Building in Egedal Municipality, Denmark

Melchior's Dower House (Danish: Melchiors Enkesæde), situated in a small public greenspace at the corner of Byvej and Engholmvej in Stenløse, Egedal Municipality, some 10 km northwest of central Copenhagen, Denmark, was built to provide housing for widows of rectors, parish clerks and school teachers. Built in 1802, it is the second oldest building in Stenløse (after Stenløse Church). It was listed in the Danish registry of protected
buildings and places in 1868.

==History==
Albert Melchior (1732–1805) assumed the position as parish clerk (Danish: Degn) for the parishes of Stenløse and Veksø in 1761. He moved into the parish clerk's house (Degneboligen) but since the old parish clerk who had fallen ill was still alive for the first few years also had to house and care for him and his wife.

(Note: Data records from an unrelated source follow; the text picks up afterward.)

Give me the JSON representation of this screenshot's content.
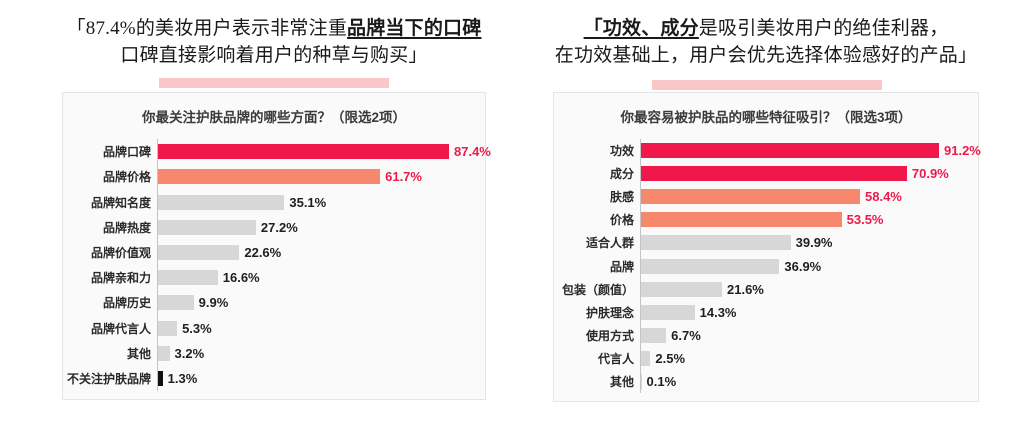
{
  "page": {
    "background": "#ffffff"
  },
  "palette": {
    "red": "#f0184a",
    "salmon": "#f8886d",
    "gray": "#d7d7d7",
    "black": "#111111",
    "value_red": "#ed1a4b",
    "value_dark": "#1f1f1f",
    "pink_strip": "#f9c7c7"
  },
  "panels": [
    {
      "headline": {
        "line1_prefix": "「87.4%的美妆用户表示非常注重",
        "line1_highlight": "品牌当下的口碑",
        "line1_suffix": "",
        "line2": "口碑直接影响着用户的种草与购买」"
      },
      "question": "你最关注护肤品牌的哪些方面？（限选2项）"
    },
    {
      "headline": {
        "line1_prefix": "",
        "line1_highlight": "「功效、成分",
        "line1_suffix": "是吸引美妆用户的绝佳利器，",
        "line2": "在功效基础上，用户会优先选择体验感好的产品」"
      },
      "question": "你最容易被护肤品的哪些特征吸引？（限选3项）"
    }
  ],
  "chart_data": [
    {
      "type": "bar",
      "orientation": "horizontal",
      "title": "你最关注护肤品牌的哪些方面？（限选2项）",
      "categories": [
        "品牌口碑",
        "品牌价格",
        "品牌知名度",
        "品牌热度",
        "品牌价值观",
        "品牌亲和力",
        "品牌历史",
        "品牌代言人",
        "其他",
        "不关注护肤品牌"
      ],
      "values": [
        87.4,
        61.7,
        35.1,
        27.2,
        22.6,
        16.6,
        9.9,
        5.3,
        3.2,
        1.3
      ],
      "value_suffix": "%",
      "xlim": [
        0,
        100
      ],
      "grid": false,
      "legend": false,
      "bar_color_keys": [
        "red",
        "salmon",
        "gray",
        "gray",
        "gray",
        "gray",
        "gray",
        "gray",
        "gray",
        "black"
      ],
      "value_color_keys": [
        "value_red",
        "value_red",
        "value_dark",
        "value_dark",
        "value_dark",
        "value_dark",
        "value_dark",
        "value_dark",
        "value_dark",
        "value_dark"
      ]
    },
    {
      "type": "bar",
      "orientation": "horizontal",
      "title": "你最容易被护肤品的哪些特征吸引？（限选3项）",
      "categories": [
        "功效",
        "成分",
        "肤感",
        "价格",
        "适合人群",
        "品牌",
        "包装（颜值）",
        "护肤理念",
        "使用方式",
        "代言人",
        "其他"
      ],
      "values": [
        91.2,
        70.9,
        58.4,
        53.5,
        39.9,
        36.9,
        21.6,
        14.3,
        6.7,
        2.5,
        0.1
      ],
      "value_suffix": "%",
      "xlim": [
        0,
        100
      ],
      "grid": false,
      "legend": false,
      "bar_color_keys": [
        "red",
        "red",
        "salmon",
        "salmon",
        "gray",
        "gray",
        "gray",
        "gray",
        "gray",
        "gray",
        "gray"
      ],
      "value_color_keys": [
        "value_red",
        "value_red",
        "value_red",
        "value_red",
        "value_dark",
        "value_dark",
        "value_dark",
        "value_dark",
        "value_dark",
        "value_dark",
        "value_dark"
      ]
    }
  ]
}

Melchior bought the parish clerk's house in 1785. He and his wife had no children. but opened their home to those in need. At the time of the 1887 census, their household included the wife's nephew, an illegitimate child from the Poor Law Authority (Fattigvæsenet), two physically disabled women aged 21 and 26 and a 61-year-old woman dependent on charity (almisselem).

Melchior's house burned down after his wife had died and he was then afforded a home in the local rectory. Money from the fire insurance enabled him to rebuild the house. He was granted royal permission to build a charitable dower house for widows of rectors, parish clerks and school teachers, which was completed in 1802.

The house contained two dwellings and was administrated by the local rector. It sat on an approximately 2 ha piece of land but the land was gradually sold off to pay for its maintenance. In 1968, it was acquired by Stenløse Municipality and the same year listed in the Danish registry of protected buildings and places. It had by then housed a total of 15 widows.

==Today==
The building was renovated in 1998 and now contains a total of three apartments. The remaining land has been turned into a small public greenspace with a pond and large trees.